What if a module implements an access callback, and the access callback might be constructed in a way that it only returns TRUE when access is to be given and nothing (NULL) in all other cases. NULL in that case would mean access denied, but here we will let this through.

Maybe we should do something similar to what entity_access is doing -- fetch the entity info, check if we have 'access callback'. If we don't, always return TRUE. But if we do have an access callback return what that callback is giving us.

recidive’s picture

recidive commented

@dixon_ in the long run your solution looks the more appropriate.

dixon_’s picture

dixon_
he/him
Primary language English
Location France
commented
Status: Needs work » Fixed

I rolled and committed a patch with my logic explained in #10. I also took the opportunity to wrap more code in the try {} statement to catch potential errors in other parts of the access callback.

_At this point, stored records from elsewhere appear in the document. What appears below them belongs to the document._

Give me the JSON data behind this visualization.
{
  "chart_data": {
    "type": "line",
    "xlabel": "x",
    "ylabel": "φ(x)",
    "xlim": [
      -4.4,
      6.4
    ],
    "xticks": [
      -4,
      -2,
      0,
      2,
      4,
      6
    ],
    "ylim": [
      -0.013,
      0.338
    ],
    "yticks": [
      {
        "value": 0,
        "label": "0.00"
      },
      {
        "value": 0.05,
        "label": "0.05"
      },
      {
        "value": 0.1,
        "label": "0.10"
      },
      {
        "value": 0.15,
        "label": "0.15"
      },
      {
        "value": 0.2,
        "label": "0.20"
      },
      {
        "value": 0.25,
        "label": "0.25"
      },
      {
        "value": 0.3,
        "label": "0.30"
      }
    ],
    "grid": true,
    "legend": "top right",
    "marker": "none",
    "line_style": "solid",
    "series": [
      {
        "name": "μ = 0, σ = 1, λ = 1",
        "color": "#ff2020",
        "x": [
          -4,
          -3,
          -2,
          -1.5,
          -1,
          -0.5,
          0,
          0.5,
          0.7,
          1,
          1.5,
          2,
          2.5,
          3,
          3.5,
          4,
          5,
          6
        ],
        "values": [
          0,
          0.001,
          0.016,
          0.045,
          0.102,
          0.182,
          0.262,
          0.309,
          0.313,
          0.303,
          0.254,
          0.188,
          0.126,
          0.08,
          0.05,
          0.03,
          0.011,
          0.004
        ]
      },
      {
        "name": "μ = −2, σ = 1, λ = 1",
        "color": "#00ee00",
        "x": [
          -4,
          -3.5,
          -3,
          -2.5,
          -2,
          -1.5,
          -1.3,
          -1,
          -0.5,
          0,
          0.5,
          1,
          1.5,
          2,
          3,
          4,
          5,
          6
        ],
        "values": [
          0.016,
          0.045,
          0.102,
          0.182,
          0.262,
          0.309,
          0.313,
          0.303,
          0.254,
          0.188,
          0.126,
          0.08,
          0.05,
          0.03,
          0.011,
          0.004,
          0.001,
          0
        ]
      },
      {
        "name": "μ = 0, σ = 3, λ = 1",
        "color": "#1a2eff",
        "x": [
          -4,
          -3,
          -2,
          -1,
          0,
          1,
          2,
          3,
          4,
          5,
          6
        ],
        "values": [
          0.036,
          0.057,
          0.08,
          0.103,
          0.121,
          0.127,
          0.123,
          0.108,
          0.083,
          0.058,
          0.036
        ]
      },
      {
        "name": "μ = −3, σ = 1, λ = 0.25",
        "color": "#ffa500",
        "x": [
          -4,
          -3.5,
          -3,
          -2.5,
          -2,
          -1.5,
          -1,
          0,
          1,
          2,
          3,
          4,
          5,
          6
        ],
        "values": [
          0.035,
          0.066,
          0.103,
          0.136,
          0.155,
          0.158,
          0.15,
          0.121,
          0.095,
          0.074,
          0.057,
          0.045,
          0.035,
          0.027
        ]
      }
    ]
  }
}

http://drupalcode.org/project/uuid.git/commit/22c3ae3f24e19ad411f14cb08b...

Thanks

Status: Fixed » Closed (fixed)

Automatically closed -- issue fixed for 2 weeks with no activity.

dillix’s picture

dillix commented
Priority: Normal » Critical
Status: Closed (fixed) » Active

There is a mistake in uuid_services.module:

elseif (!empty($entity_id)) {
      $entities = entity_load($entity_type, $entity_ids);
      $entity = reset($entities);
    }

Should be:

elseif (!empty($entity_ids)) {
      $entities = entity_load($entity_type, $entity_ids);
      $entity = reset($entities);
    }
carlhinton’s picture

carlhinton commented
StatusFileSize
new uuid-fix-make-local-1469716-14.patch555 bytes

Here's a patch to implement #14

carlhinton’s picture

carlhinton commented
Status: Active » Reviewed & tested by the community
dillix’s picture

dillix commented

+1 for RTBC

Status: Reviewed & tested by the community » Needs work

The last submitted patch, 15: uuid-fix-make-local-1469716-14.patch, failed testing.

dkingofpa’s picture

dkingofpa commented
Issue summary: View changes
Priority: Critical » Normal
Status: Needs work » Closed (fixed)

@dillix, @CarlHinton Please don't re-open a Closed (fixed) issue. Instead, you can open a new issue with your patch. Setting metadata back to the closed values.